# resolution changes to 800x600 after install



## unixorn (Apr 28, 2019)

Hi, I installed FreeBSD 12.0
During the installation process
the installer had the correct resolution (1920x1080), however after booting (having finished the installation) the resolution changed to 800x600. I tried typing
'gop list' at the loader prompt
And it sees the correct resolution.
When i type 'gop set 0' the correct resolution is applied, but when I reboot it's back to 800x600.
How can I permanently switch to 1920x1080?
(I am running a dell inspiron 153000, with a radeon m230 gpu).


----------



## Maxnix (Apr 29, 2019)

Changes made at the loader prompt are not permanent. Adding `gop set 0` to /boot/loader.rc.local should work.


----------



## unixorn (Apr 29, 2019)

Maxnix said:


> Changes made at the loader prompt are not permanent. Adding `gop set 0` to /boot/loader.rc.local should work.

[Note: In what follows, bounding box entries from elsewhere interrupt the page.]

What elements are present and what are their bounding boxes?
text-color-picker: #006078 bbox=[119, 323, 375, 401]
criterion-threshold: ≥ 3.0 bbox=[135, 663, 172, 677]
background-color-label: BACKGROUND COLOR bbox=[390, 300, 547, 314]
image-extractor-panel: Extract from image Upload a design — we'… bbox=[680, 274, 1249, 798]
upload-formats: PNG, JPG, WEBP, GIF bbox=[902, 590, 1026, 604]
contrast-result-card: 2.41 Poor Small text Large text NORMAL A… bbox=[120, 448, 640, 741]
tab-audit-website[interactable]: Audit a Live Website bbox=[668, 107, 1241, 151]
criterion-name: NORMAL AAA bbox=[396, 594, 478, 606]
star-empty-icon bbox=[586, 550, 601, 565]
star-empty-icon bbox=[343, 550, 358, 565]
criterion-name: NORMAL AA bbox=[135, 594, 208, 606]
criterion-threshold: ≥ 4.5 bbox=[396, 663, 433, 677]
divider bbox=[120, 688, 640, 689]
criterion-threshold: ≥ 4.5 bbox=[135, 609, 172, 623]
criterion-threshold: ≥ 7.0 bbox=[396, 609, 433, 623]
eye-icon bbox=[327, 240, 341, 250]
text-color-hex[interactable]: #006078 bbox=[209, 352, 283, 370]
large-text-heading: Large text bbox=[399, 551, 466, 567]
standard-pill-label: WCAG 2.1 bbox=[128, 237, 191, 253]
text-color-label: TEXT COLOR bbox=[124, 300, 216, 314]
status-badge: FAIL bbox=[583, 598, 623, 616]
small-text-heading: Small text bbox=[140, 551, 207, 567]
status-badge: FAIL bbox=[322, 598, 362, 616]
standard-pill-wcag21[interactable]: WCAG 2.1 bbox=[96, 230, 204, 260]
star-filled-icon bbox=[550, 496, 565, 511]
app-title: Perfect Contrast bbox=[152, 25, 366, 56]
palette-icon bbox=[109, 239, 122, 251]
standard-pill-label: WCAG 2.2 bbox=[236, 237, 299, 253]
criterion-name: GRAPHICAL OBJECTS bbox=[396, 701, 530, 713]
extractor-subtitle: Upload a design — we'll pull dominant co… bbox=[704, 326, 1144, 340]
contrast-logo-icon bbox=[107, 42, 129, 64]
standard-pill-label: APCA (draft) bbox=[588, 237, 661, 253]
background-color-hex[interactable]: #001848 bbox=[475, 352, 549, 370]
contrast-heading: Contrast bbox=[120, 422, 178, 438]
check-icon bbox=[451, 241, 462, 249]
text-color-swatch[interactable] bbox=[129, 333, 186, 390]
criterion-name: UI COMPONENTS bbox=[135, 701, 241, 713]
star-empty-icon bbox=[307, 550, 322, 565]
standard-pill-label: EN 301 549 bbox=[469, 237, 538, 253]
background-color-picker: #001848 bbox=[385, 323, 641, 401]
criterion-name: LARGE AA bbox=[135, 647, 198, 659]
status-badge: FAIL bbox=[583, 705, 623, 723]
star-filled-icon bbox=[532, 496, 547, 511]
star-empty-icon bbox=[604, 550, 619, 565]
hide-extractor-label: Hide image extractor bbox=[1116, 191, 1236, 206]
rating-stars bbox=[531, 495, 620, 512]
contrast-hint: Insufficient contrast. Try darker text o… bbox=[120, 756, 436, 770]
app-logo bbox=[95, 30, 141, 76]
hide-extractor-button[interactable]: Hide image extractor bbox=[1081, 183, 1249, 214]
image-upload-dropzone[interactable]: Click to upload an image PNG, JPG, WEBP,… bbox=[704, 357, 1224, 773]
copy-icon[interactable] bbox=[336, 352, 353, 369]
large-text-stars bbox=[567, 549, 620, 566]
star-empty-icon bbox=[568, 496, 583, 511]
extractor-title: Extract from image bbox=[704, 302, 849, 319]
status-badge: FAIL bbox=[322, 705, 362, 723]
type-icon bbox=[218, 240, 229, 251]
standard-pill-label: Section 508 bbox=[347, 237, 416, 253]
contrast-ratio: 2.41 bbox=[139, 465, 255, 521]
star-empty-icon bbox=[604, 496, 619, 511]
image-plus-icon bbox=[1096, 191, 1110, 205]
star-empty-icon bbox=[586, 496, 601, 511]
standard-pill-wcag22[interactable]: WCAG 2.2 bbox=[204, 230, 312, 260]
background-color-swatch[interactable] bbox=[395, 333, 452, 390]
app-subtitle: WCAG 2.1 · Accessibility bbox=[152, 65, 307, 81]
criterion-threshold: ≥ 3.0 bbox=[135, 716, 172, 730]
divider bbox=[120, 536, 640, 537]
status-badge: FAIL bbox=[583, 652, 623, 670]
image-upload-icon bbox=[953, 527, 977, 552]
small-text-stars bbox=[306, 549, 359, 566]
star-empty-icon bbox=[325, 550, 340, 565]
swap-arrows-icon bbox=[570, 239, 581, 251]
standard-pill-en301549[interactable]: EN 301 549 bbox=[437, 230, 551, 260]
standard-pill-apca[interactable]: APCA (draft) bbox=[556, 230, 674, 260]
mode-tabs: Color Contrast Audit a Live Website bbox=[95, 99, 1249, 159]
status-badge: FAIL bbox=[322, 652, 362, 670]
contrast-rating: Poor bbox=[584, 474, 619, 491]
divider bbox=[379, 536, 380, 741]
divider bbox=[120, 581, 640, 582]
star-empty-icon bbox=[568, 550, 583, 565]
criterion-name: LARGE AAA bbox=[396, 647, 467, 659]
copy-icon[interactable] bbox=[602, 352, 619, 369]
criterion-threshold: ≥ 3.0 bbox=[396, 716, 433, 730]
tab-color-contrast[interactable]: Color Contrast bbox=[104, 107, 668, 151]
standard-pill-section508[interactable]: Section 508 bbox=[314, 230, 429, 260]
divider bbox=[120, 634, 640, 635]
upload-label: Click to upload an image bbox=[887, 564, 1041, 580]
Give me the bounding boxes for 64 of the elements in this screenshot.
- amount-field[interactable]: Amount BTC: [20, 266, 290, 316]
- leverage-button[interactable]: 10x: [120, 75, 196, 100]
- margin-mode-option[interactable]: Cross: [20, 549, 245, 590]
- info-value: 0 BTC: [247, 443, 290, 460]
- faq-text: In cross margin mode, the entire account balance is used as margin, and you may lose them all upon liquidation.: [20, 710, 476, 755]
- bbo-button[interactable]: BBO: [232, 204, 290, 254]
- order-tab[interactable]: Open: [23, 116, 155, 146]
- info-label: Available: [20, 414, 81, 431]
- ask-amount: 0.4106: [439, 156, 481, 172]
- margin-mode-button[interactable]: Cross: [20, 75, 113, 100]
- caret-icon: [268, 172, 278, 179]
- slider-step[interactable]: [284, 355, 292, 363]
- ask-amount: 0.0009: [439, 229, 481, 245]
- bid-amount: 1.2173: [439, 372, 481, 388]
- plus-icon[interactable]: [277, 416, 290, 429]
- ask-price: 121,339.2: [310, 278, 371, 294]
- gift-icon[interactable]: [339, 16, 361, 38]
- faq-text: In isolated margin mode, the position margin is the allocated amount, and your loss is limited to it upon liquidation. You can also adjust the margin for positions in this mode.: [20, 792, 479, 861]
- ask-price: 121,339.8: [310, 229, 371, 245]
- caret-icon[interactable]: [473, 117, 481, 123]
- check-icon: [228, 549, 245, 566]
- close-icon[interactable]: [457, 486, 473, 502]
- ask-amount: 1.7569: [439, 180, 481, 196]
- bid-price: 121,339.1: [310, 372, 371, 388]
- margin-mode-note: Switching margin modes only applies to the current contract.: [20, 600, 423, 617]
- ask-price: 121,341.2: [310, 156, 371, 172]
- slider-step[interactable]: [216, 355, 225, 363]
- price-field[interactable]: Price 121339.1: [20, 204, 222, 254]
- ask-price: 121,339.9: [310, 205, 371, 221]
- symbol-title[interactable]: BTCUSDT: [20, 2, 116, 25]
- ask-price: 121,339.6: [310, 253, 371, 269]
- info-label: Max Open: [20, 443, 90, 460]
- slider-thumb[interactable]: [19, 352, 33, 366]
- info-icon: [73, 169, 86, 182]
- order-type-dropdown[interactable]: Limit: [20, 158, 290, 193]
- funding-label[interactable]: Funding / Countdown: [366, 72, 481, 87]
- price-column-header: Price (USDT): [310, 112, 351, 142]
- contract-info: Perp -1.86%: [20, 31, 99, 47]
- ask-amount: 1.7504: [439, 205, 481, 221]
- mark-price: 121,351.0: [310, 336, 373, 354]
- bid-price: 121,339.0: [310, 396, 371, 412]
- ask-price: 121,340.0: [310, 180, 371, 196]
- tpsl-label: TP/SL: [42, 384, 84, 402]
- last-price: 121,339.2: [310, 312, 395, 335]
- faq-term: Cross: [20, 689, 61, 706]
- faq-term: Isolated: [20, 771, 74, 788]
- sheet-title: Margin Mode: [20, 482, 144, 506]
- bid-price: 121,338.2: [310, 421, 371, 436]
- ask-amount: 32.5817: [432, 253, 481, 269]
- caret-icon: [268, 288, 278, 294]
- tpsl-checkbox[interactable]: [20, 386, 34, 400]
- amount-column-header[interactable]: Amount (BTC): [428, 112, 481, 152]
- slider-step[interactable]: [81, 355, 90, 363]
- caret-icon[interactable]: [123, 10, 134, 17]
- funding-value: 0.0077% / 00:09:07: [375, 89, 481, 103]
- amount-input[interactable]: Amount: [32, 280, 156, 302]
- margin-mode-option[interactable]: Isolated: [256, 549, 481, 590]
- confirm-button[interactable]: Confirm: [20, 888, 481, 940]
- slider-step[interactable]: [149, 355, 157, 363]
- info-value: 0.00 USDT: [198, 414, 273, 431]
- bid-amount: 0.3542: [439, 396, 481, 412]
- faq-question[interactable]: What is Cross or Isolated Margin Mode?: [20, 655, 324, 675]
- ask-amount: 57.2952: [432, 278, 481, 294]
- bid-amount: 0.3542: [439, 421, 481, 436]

That's the problem. I doesn't.
Further more, i found out how to boot it with the desired resolution.
When at the loader prompt, i set the gop to 0 and then type boot.
However i would like to make this process automatic.
Also, when i try to 'startx'
I get this:
'Fatal server error:
Cannot run in framebuffer mode. Please specify busIDs for all framebuffer devices'
So i really don't know.


----------



## Maxnix (Apr 29, 2019)

You can try setting _kern.vt.fb.default_mode="1920x1080"_ in /boot/loader.conf. However, are you sure that KMS is enabled (modules are loaded at boot)? Form more infos look here: https://wiki.freebsd.org/Graphics


----------



## unixorn (Apr 29, 2019)

Maxnix said:


> You can try setting _kern.vt.fb.default_mode="1920x1080"_ in /boot/loader.conf. However, are you sure that KMS is enabled (modules are loaded at boot)? Form more infos look here: https://wiki.freebsd.org/Graphics


I tried adding that line and nothing.
I read up on the link you gave me (Thanks btw.) and also no luck.
I added my accounts to the video group and installed the drm-kmod
and again, no luck. I tried both the amdgpu and the radeonkms driver
and it didn't work. I really wonder what the cause of this is.
It's a good thing text browsers exist  like lynx for example. I'm gonna have to use the cli mode for now.
I tried running X -configure.
It gave me:
'Fatal server error:
Caught signal 11 (segmentation fault). Server aborting'
I played around a little bit and noticed that when i unload all the video drivers and type 'kldload amdgpu' I get a 'Fatal trap 12: page fault while in kernel mode' message and the system hangs and is unresponsive.
I don't know if this has anything to do, with the problem, but I thought it might.


----------



## unixorn (Apr 29, 2019)

Maxnix, thanks for you help, but i decided to install arch.
I think that FreeBSD is a great system, but simply not meant for desktops (or at least not all ).
Thanks again for your help though.


----------